Kurumsal bir kuruluşun yönetimine seçilmiş olmak, belirli bir süre yetki ve sorumluluk almak ‘’har vurup, harman savurmak’’ anlamında değildir. Kişinin kendi parasını harcaması kolay, milletin parasını harcaması daha zor olmalıdır. Olması gereken normal ahlak ölçülerine göre budur. Normal ahlak ölçülerini ve insani değerleri kaybedenlere fırsat verilmemelidir. Olanlar ve olaylar bir şekilde yakından takip edilmelidir. Öteden beri hazreti Ömer’in adaleti örnek gösterilir. Hazreti Ömer çalışması sırasında iki mum kullanır. Mumlardan birisi söndürülüp, diğeri yakıldığında Hazreti Ömer’e bunun sebebi sorulur. Hazreti Ömer ‘’ devlet işini yaparken devletin mumunu, kendi işimi yaparken kendi mumumu yakarak çalışmalarımı yürütüyorum demiştir. Bu örnek milletin hakkıyla, milletin parasını kullanırken ne kadar hassas davranılmasını gerektiğini gösterir.
Gazete haberine devam edecek olursak Samsun Ata kum Belediyesi İmar İnşaat Şirketi 08.02.2019 tarihi ile 29.03.2019 tarihlerinde altı kez lop et almıştır. Etin toplam kilosu otuzyedibinbeşyüz kilogramdır. Alınan ete mukabil ödenen para 1.628.625 TL sidir. Hangi koşullarda olursa olsun hiç inandırıcı yanı var mı? Bu olay insaf ve ahlak ölçülerinin ne oran da kaçmış olduğunu gösteren en büyük kanıt değil midir? Bu et yolsuzluğuna yol açan belediye şirketi daha sonraki günlerde kapatılmıştır. Belediye şirketi kapatılarak sorun çözülmüş oluyor mu? Bu duruma yol açanlar kim olursa olsun yargılanmalı, gasp edilen milletin hakkı kendilerinden alınmalıdır. Mal varlıklarına yasalara göre el konulmalı, hak ettikleri ceza mutlaka kendilerine verilmelidir. Bundan sonrası süreçte, hakları gasp etmeye hiçbir kimsenin cüret edemeyeceği bir yaptırım ortaya konulmalıdır. İnsanların kendilerine karşı hesap verme bilinci oluşturulmalı ve geliştirilmelidir. İnsanların kendi özleriyle, vicdanlarına hesap verebilmeleri onları oldukça rahatlatacaktır. Bu noktada iyi insan, iyi vatandaş olmamın keyfi yaşanacaktır.

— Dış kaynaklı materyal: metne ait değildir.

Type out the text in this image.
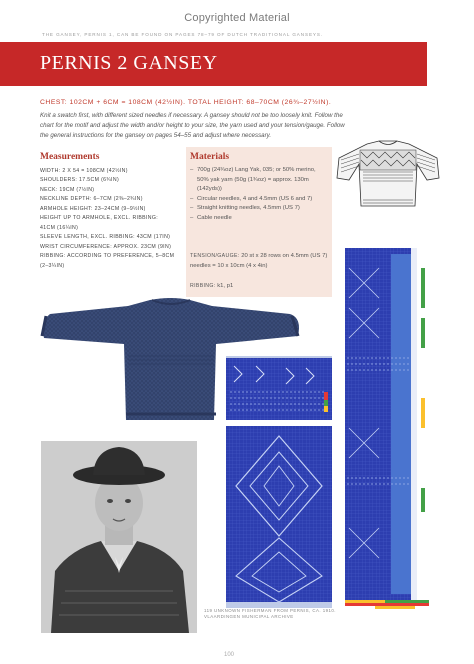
Copyrighted Material
THE GANSEY, PERNIS 1, CAN BE FOUND ON PAGES 78–79 OF DUTCH TRADITIONAL GANSEYS.
PERNIS 2 GANSEY
CHEST: 102CM + 6CM = 108CM (42½IN). TOTAL HEIGHT: 68–70CM (26¾–27½IN).
Knit a swatch first, with different sized needles if necessary. A gansey should not be too loosely knit. Follow the chart for the motif and adjust the width and/or height to your size, the yarn used and your tension/gauge. Follow the general instructions for the gansey on pages 54–55 and adjust where necessary.
Measurements
WIDTH: 2 X 54 = 108CM (42½IN)
SHOULDERS: 17.5CM (6¾IN)
NECK: 19CM (7½IN)
NECKLINE DEPTH: 6–7CM (2⅜–2¾IN)
ARMHOLE HEIGHT: 23–24CM (9–9½IN)
HEIGHT UP TO ARMHOLE, EXCL. RIBBING:
41CM (16¼IN)
SLEEVE LENGTH, EXCL. RIBBING: 43CM (17IN)
WRIST CIRCUMFERENCE: APPROX. 23CM (9IN)
RIBBING: ACCORDING TO PREFERENCE, 5–8CM
(2–3¼IN)
Materials
– 700g (24¾oz) Lang Yak, 035; or 50% merino, 50% yak yarn (50g (1¾oz) = approx. 130m (142yds))
– Circular needles, 4 and 4.5mm (US 6 and 7)
– Straight knitting needles, 4.5mm (US 7)
– Cable needle
TENSION/GAUGE: 20 st x 28 rows on 4.5mm (US 7) needles = 10 x 10cm (4 x 4in)
RIBBING: k1, p1
119 UNKNOWN FISHERMAN FROM PERNIS, CA. 1910. VLAARDINGEN MUNICIPAL ARCHIVE
100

Her insanın kendine göre bir etki alanı vardır. Bu etki alanı bazı kişilerde az, bazı kişilerde daha fazladır. Süt çok maya azsa mayanın yettiği ölçüde yoğurt yapılabilecektir. Sütün miktarı kadar yoğurt yapmaya çaba göstermek sütü ziyan etmek olacaktır. Çok yoğurt için çok maya kullanmak gerekecektir. Bazı konularda iş çok zorlamaya gelmez. Çok zorlamak, zorda kalmaya yol açacaktır. Süt, yoğurt, mayada olduğu gibi her şeyin bir ölçüsü vardır. Samsun Ata kum Belediye İmar İnşaat şirketi lop et tüketiminde ölçüler tümden kaçmıştır. İnsaf ölçülerini kaçırmamak için insaf gereklidir.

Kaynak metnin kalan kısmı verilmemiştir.